Aldi’s Potato Jacket
Apparently, over a third of the nation agrees that October is ‘jacky p’ time. So, the team stepped in for Aldi and created a tattie inspired puffa jacket. The — not entirely flattering, I’d suggest — jacket comes complete with fluffy fleece lining and potato-skin inspired design.
We would have liked to have seen the model pouring beans onto himself (creative copyright goes to Stunt Watch’er Greg), or being sprinkled in grated cheese perhaps, but you can’t have it all.


Takeda X Bowel Cancer UK
The campaign highlights the need for mood-specific advice
for those diagnosed with stage four bowel cancer, leveraging the insight
that what you want to hear differs wildly depending on how you feel in
the moment. For example, you don’t want advice on writing a will when
you’re feeling positive.
A great solution to a real issue. Hoping this could become a solution for all advice at all times… will wait to hear from you, Greg (when I’m in the mood).
Hyundai takes a bite
Back to mad, Hyundai opens the UK’s first (suggesting there are more globally) restaurants in a car. In the most classic of PR stuntery, the car manufacturer is promoting its city EV with ‘Backseat Bites’, a mini restaurant serving Korean street food.

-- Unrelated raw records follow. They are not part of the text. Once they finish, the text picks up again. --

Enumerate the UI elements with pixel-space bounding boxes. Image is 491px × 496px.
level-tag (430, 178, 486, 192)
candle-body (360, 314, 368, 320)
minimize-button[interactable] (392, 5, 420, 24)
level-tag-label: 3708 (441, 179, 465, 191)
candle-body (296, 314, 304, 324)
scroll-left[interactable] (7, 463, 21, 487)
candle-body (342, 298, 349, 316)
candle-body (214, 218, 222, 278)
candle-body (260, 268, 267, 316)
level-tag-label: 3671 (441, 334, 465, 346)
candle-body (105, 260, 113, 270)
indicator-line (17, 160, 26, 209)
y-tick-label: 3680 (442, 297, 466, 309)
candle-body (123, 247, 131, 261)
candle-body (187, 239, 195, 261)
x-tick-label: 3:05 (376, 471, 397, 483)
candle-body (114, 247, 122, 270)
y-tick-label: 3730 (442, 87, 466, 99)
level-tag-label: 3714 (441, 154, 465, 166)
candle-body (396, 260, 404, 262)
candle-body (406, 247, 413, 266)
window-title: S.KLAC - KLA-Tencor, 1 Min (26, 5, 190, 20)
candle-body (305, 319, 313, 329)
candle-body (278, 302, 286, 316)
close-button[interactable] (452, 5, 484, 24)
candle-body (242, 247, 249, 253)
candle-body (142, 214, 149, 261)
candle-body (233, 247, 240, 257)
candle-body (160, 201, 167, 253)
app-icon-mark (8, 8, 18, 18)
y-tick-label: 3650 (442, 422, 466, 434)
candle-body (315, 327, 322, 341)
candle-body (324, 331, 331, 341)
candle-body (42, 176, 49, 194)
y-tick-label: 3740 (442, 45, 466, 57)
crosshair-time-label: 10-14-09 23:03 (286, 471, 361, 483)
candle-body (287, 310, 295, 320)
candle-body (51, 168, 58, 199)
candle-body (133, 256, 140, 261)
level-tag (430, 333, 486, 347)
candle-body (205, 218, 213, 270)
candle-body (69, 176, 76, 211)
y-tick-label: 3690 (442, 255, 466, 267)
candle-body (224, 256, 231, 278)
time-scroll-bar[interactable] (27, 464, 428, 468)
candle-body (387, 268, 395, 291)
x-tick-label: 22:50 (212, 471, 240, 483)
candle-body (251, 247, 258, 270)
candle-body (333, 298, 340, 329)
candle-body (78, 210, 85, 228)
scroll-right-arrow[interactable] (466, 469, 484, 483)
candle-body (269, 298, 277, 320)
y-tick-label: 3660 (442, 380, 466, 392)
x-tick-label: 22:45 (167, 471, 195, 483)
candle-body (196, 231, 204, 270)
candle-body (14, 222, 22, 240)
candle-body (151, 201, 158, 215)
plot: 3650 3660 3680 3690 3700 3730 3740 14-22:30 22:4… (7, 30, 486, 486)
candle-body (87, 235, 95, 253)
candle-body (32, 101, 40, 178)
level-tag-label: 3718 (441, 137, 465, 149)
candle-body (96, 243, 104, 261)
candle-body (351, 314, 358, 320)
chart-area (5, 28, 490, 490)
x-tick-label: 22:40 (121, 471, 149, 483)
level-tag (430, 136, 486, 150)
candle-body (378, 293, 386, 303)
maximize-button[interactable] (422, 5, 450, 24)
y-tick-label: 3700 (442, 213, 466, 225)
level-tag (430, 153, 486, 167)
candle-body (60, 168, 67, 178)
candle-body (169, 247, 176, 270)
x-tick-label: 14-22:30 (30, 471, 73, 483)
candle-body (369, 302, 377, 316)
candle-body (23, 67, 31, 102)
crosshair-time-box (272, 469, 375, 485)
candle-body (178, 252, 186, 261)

It’s open for one day in Soho, and bookable via Eventbrite. It’s fun, if there’s one thing I’d change, it is to be stricter on the concept. The pop-up is inspired by Honbap, a South Korean cultural trend that celebrates eating alone, but its research is about travelling alone — but you can book as a ‘curious duo’. I can feel the creative back-and-forth’s on that one. I see you.
A Sweden a day keeps the doctor away
And finally, a clever campaign from Visit Sweden, which has announced itself as the first ever country to be prescribed for health. In a move that feels comfortingly 1900s-aristocrat-visiting-a-Swiss-sanitorium, its gone all out with the science.
Bringing medics from the UK, the US, the Netherlands and
Germany to confirm that traditional Swedish pastimes — from a profoundly
relaxing sauna to 24/7 light therapy — are beneficial to health.
It has also created a downloadable PDF to bring to your doctor in order to request a prescription. I love that idea, but would perhaps not advise actually doing it to your local overstretched NHS GP. The video even includes rapid-fire side-effects — nice touch.